You have other methods of gauging or estimating traffic to a site before you purchase advertising. Most sites that are serious about selling ads have demographical and traffic data available. Sites such as Experian Hitwise (www.hitwise.com), comScore (www.comscore.com), Compete (www.compete.com), and Alexa (www.alexa.com) can give you some idea of what they can do for you.

warning One thing to monitor is the quality of the traffic that your advertisement is bringing you. Is it bringing you conversions or just a lot of traffic? Your ad might not be worth the money you spend on it if the traffic doesn’t bring you any conversions. Instead, you can wind up just paying for the ad and the extra fees when your server gets hammered by all the new traffic.

How Not to Obtain Links

As with many things in life, there is a right way and there is a wrong way to go about obtaining links. We’ve put together a handy list of what not to do when trying to get links to your site:

  • Do not spam. This means no sending of mass emails like, “Dear Webmaster, can you please link to me? Here is the anchor text I want to use. XOXO. Me.” If you are soliciting links from a website, make sure to customize each and every email you send.
  • Avoid incestuous linking. If you build a vast network of websites that only links back to itself, it’s considered incestuous linking. This is a huge no-no for Google, and there are actual penalties involved: Your site could be removed from the index or be subjected to heavy ranking penalties instead of just having your links disregarded as part of the PageRank.
  • Do not buy links for ranking. You can buy links in terms of traffic and for advertising, but buying a link for ranking is a definite no-no for Google, which disregards the weight of paid links and possibly any and all links on a page that contains paid links. Be safe by asking that any links bought for advertising include a rel="nofollow" attribute or be placed in a non-spiderable format.
  • Do not use run-of-site links. Run-of-site links happen when a site has links to your site on every single one of its pages. These kinds of links are heavily discounted and are usually immediately flagged as paid links at best and spam at worst.
  • Do not use link farms. There’s more about link farms in Book I, Chapter 6. Link farms are spam, and you incur penalties for using them. You could get your site yanked from the index; if this happens, you need to clean it up and grovel to the search engines to get back in.
  • Do not solicit links from irrelevant sites.
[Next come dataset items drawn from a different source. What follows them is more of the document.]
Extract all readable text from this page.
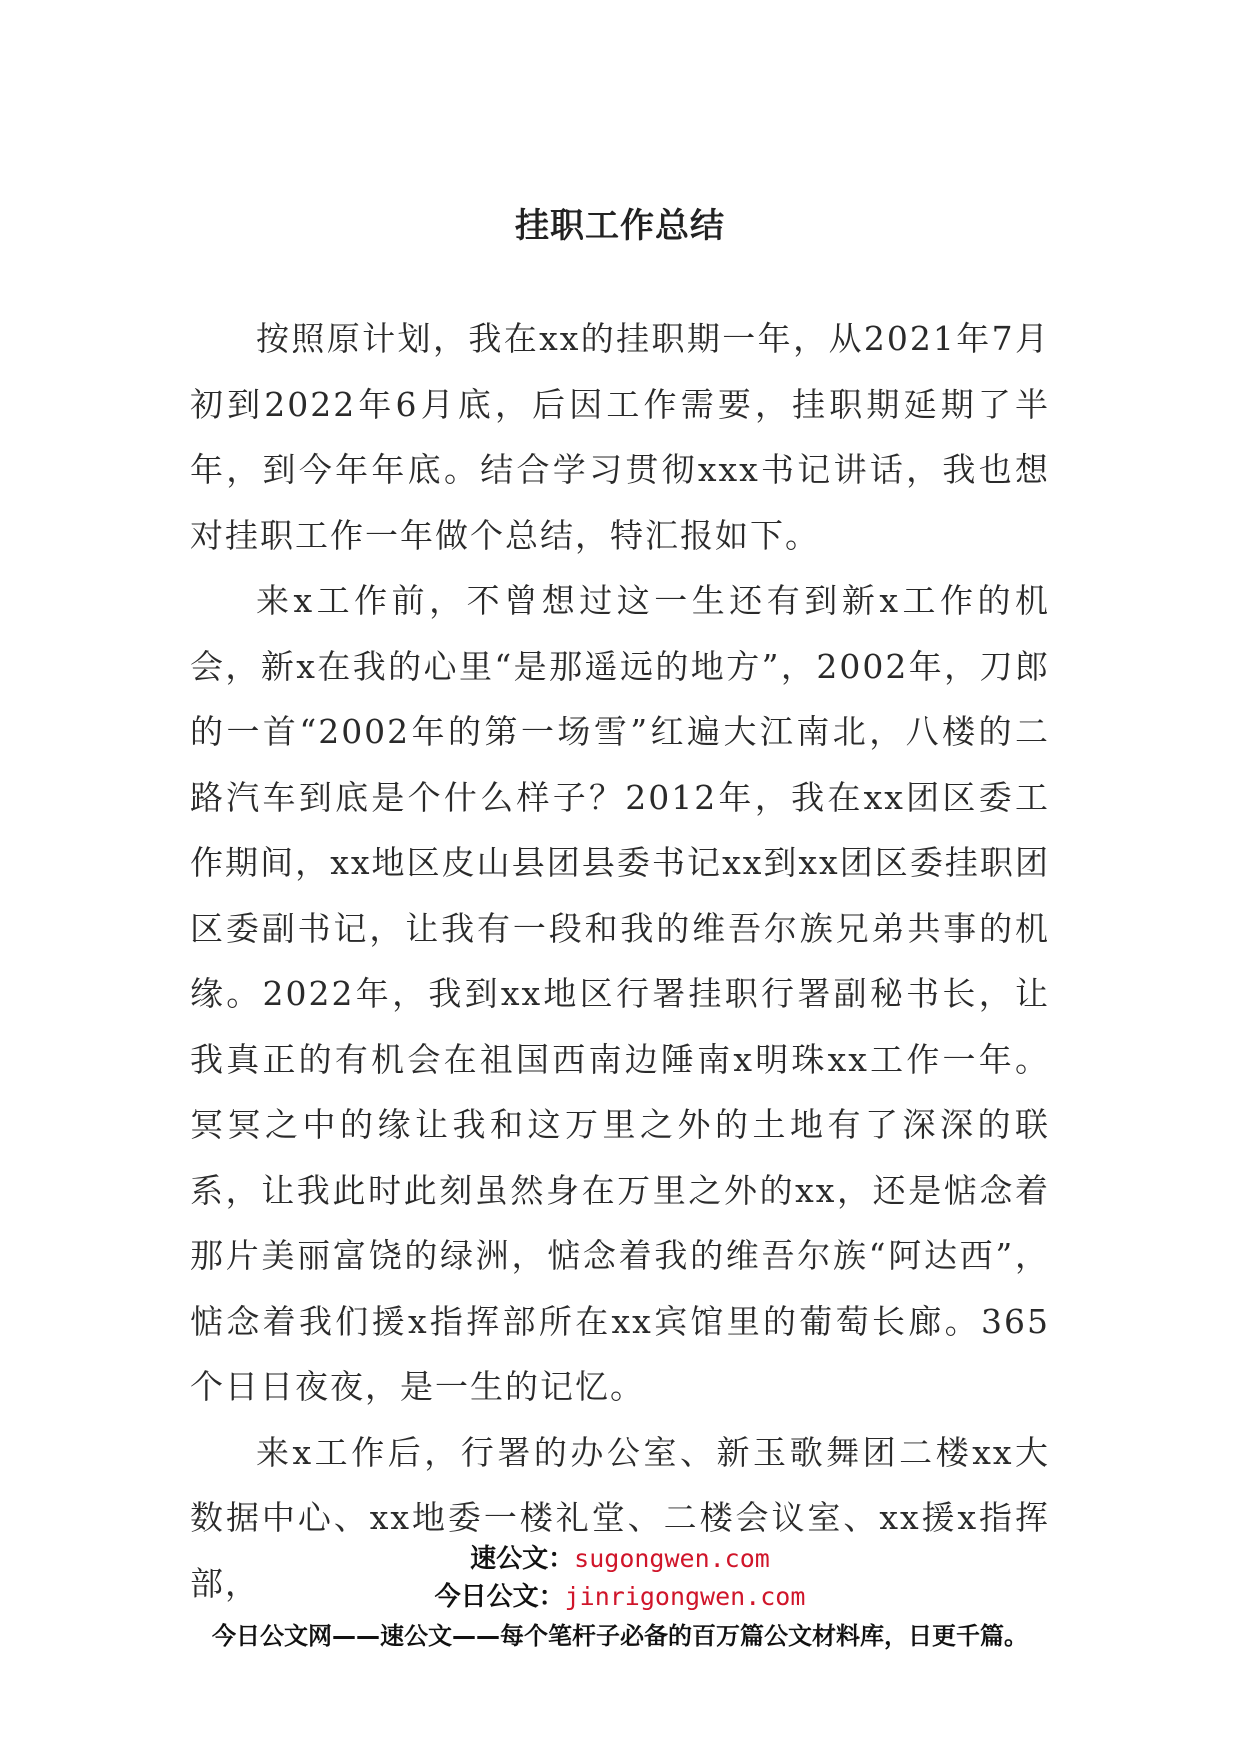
挂职工作总结

按照原计划，我在xx的挂职期一年，从2021年7月初到2022年6月底，后因工作需要，挂职期延期了半年，到今年年底。结合学习贯彻xxx书记讲话，我也想对挂职工作一年做个总结，特汇报如下。

来x工作前，不曾想过这一生还有到新x工作的机会，新x在我的心里“是那遥远的地方”，2002年，刀郎的一首“2002年的第一场雪”红遍大江南北，八楼的二路汽车到底是个什么样子？2012年，我在xx团区委工作期间，xx地区皮山县团县委书记xx到xx团区委挂职团区委副书记，让我有一段和我的维吾尔族兄弟共事的机缘。2022年，我到xx地区行署挂职行署副秘书长，让我真正的有机会在祖国西南边陲南x明珠xx工作一年。冥冥之中的缘让我和这万里之外的土地有了深深的联系，让我此时此刻虽然身在万里之外的xx，还是惦念着那片美丽富饶的绿洲，惦念着我的维吾尔族“阿达西”，惦念着我们援x指挥部所在xx宾馆里的葡萄长廊。365个日日夜夜，是一生的记忆。

来x工作后，行署的办公室、新玉歌舞团二楼xx大数据中心、xx地委一楼礼堂、二楼会议室、xx援x指挥部，

速公文：sugongwen.com
今日公文：jinrigongwen.com
今日公文网——速公文——每个笔杆子必备的百万篇公文材料库，日更千篇。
It does not matter if the site is very, very popular: It won’t help you if your content is in no way related to its content — like, say, your dog-grooming business soliciting a link from a gossip site like Gawker (http://gawker.com). (Unless, of course, you're grooming a celebrity pup! That may be great link bait.)
  • Do not set up several different sites all with the purpose of linking to yourself. This is spam. Spamming is bad.

remember In general, think about how you would want people to try to obtain links from you. Treat others as you want to be treated. Also, always avoid sneaky, underhanded, or devious techniques. You will be caught and will have to do it the right way anyway. It saves you the time and effort of cleaning up your page and the hassle of begging Google to consider resubmitting your site into the index. We go deeper into the inbound links to avoid and how to remove bad incoming links in the next chapter of this minibook.